We have already seen that sympathy springing from an altruistic sentiment may produce, not only disinterested resentment, but disinterested retributive kindly emotion as well. When taking a pleasure in the benefit bestowed on our neighbour, we naturally look with kindness upon the benefactor; and just as sympathetic resentment may be produced by the cognition of the outward signs of resentment, so sympathetic retributive kindly emotion may be produced by the signs of retributive kindliness. Language communicates emotions by terms of praise, as well as by terms of condemnation; and a reward, like a punishment, tends to reproduce the emotion from which it sprang. Moreover, men have disinterested likings, as they have disinterested dislikes. As an instance of such likings may be mentioned the common admiration of courage when felt irrespectively of the object for which it is displayed.

Having thus found the origin of disinterested retributive emotions, we have at the same time partly explained the origin of the moral emotions. But, as we have seen, disinterestedness is not the sole characteristic by which moral indignation and approval are distinguished from other retributive emotions: a moral emotion is assumed to be impartial, or, at least, is not knowingly partial, and it is coloured by the feeling of being publicly shared. However, the real problem which we have now to solve is not how retributive emotions may become apparently impartial and be coloured by a feeling of generality, but why disinterestedness, apparent impartiality, and the flavour of generality have become characteristics by which so-called moral emotions are distinguished from other retributive emotions. The solution of this problem lies in the fact that society is the birthplace of the moral consciousness; that the first moral judgments expressed, not the private emotions of isolated individuals, but emotions which were felt by the society at large; that tribal custom was the earliest rule of duty.

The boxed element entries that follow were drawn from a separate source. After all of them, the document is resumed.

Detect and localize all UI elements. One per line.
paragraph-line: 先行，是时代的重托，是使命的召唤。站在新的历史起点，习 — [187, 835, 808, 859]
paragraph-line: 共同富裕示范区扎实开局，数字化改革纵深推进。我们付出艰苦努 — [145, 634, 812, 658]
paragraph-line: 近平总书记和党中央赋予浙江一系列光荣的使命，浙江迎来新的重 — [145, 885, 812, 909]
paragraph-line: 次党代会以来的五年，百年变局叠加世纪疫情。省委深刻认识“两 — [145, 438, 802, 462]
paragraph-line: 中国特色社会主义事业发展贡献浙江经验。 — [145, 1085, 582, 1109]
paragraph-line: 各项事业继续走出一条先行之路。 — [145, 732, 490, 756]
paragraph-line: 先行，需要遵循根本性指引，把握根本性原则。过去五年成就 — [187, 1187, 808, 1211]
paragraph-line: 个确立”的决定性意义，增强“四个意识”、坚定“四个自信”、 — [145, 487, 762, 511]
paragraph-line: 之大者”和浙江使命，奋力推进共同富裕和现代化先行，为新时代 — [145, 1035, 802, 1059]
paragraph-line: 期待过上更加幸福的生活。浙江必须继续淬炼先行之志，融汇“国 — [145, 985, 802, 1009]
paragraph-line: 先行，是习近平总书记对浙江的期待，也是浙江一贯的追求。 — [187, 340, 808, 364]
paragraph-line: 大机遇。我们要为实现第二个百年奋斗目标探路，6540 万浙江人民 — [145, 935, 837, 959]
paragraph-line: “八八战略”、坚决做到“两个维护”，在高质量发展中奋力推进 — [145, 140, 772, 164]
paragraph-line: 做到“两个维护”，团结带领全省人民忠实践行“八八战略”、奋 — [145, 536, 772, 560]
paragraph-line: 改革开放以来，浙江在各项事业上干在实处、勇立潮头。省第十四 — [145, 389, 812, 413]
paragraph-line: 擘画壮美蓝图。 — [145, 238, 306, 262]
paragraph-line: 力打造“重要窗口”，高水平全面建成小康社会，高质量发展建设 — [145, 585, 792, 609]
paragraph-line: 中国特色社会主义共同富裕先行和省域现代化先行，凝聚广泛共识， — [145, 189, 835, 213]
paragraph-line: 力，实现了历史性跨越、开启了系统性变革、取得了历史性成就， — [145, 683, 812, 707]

Customs have been defined as public habits, as the habits of a certain circle, a racial or national community, a rank or class of society. But whilst being a habit, custom is at the same time something else as well. It not merely involves a frequent repetition of a certain mode of conduct, it is also a rule of conduct. As Cicero observes, the customs of a people “are precepts in themselves.”[19] We say that “custom commands,” or “custom demands,” and speak of it as “strict” and “inexorable”; and even when custom simply allows the commission of a certain class of actions, it implicitly lays down the rule that such actions are not to be interfered with.